With Jeltje Stracey (neé De Boer), leaving us in January (2016), Walberswick has lost one of its characters.
Jeltje was born in Friesland, Holland, in 1924, and as a young lady on 1939, she retained vivid memories of the German occupation of her rural community in World War Two, with the dangers, atrocities and deprivations it suffered, but also of the courage and resilience of its people. Her own home, with her headmaster father at the helm, became a Door Huis (through house) hiding young Dutch men wanted by the Germans (vide Suffolk Memories, by David Sherriff and Arthur Sharman).
Jeltje began training under the strict regime of nursing in Holland, before advancing her career at the Royal Free Hospital in London, thereafter taking up a supervisory nursing appointment in Bristol, where she met and married Henry Stracey.
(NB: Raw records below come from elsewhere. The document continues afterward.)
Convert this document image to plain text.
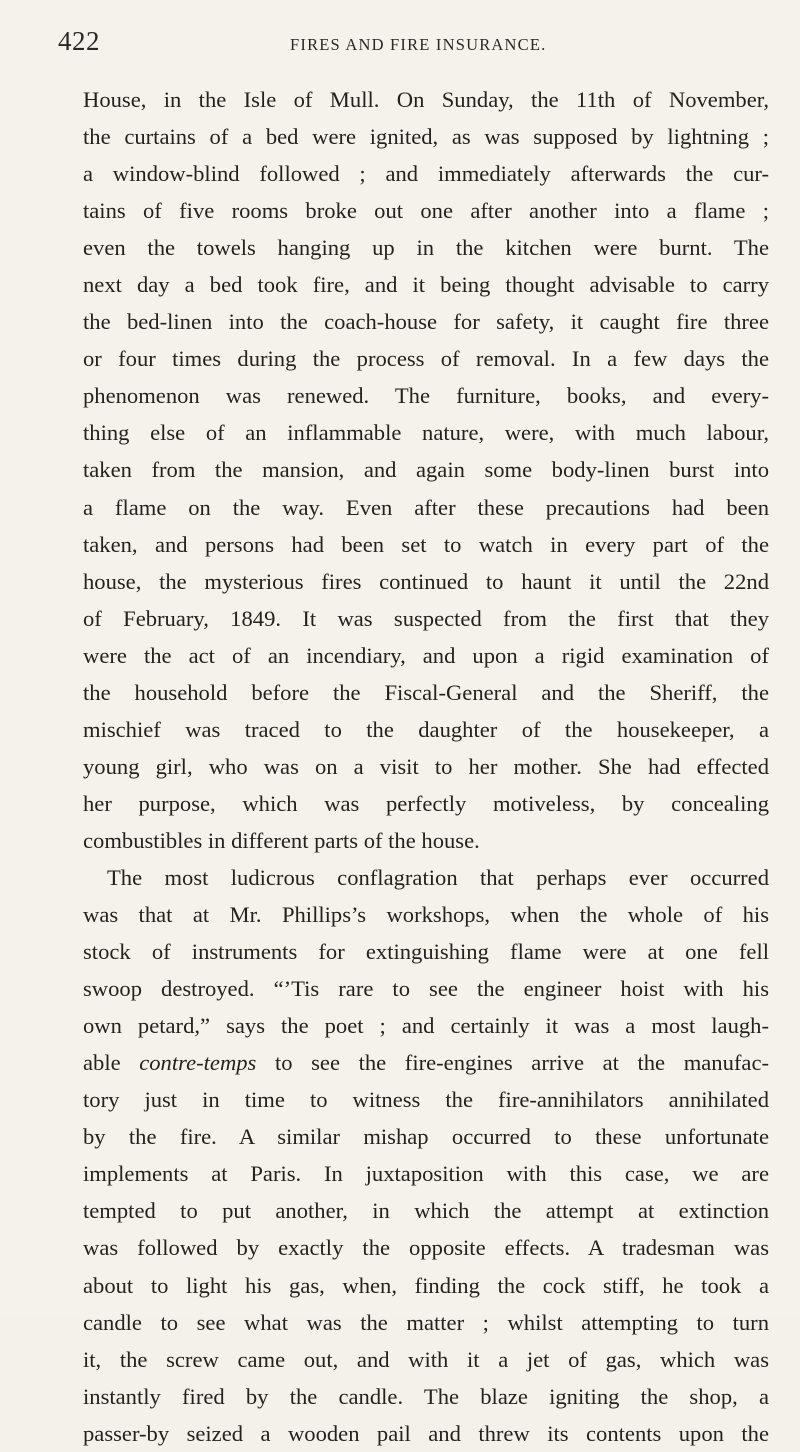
422	FIRES AND FIRE INSURANCE.
House, in the Isle of Mull. On Sunday, the 11th of November,
the curtains of a bed were ignited, as was supposed by lightning ;
a window-blind followed ; and immediately afterwards the cur-
tains of five rooms broke out one after another into a flame ;
even the towels hanging up in the kitchen were burnt. The
next day a bed took fire, and it being thought advisable to carry
the bed-linen into the coach-house for safety, it caught fire three
or four times during the process of removal. In a few days the
phenomenon was renewed. The furniture, books, and every-
thing else of an inflammable nature, were, with much labour,
taken from the mansion, and again some body-linen burst into
a flame on the way. Even after these precautions had been
taken, and persons had been set to watch in every part of the
house, the mysterious fires continued to haunt it until the 22nd
of February, 1849. It was suspected from the first that they
were the act of an incendiary, and upon a rigid examination of
the household before the Fiscal-General and the Sheriff, the
mischief was traced to the daughter of the housekeeper, a
young girl, who was on a visit to her mother. She had effected
her purpose, which was perfectly motiveless, by concealing
combustibles in different parts of the house.
The most ludicrous conflagration that perhaps ever occurred
was that at Mr. Phillips’s workshops, when the whole of his
stock of instruments for extinguishing flame were at one fell
swoop destroyed. “’Tis rare to see the engineer hoist with his
own petard,” says the poet ; and certainly it was a most laugh-
able contre-temps to see the fire-engines arrive at the manufac-
tory just in time to witness the fire-annihilators annihilated
by the fire. A similar mishap occurred to these unfortunate
implements at Paris. In juxtaposition with this case, we are
tempted to put another, in which the attempt at extinction
was followed by exactly the opposite effects. A tradesman was
about to light his gas, when, finding the cock stiff, he took a
candle to see what was the matter ; whilst attempting to turn
it, the screw came out, and with it a jet of gas, which was
instantly fired by the candle. The blaze igniting the shop, a
passer-by seized a wooden pail and threw its contents upon the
Henry was a handsome, articulate Old Etonian, who had been invalided out of the Royal Air Force College after a horrific car accident, and was now employed in Regional television, in the West Country, where the two set up home.
The couple moved into White Barn, Leverett’s Lane, Walberswick, in 1981, soon gaining a reputation for lavish, stylish hospitality, and for taking holidays such as the one on the Nile, in boats once the property of King Farouk of Egypt. At home and away they always dressed the part, typically with Henry in Norfolk Jacket and Jeltje in flowing robes, all reminiscent of days gone by.
Sadly, all this came to an end a few years ago when Henry fell ill, was hospitalised, had a leg amputated and died. Perhaps for the first time in her married life, Jeltje took control and showed her in-bred steel by summoning help and issuing commands from her favourite chair in their elegant lounge, her black cat ‘Budda’ on her lap, until anno domini took its toll, and she too fell, ending up in hospital, and finally in the lovely nursing Home, Priory Paddocks, her spirit undiminished, until she died there on 6 January.
The village said farewell to Jeltje Stracey at a service on 13 January 2016, in St Andrew’s Church, Walberswick, with her friend, the Reverend Brian Fisher officiating, during which her niece, Mary Coote, and local Dutch resident, Margaretha Walpole, read eulogies.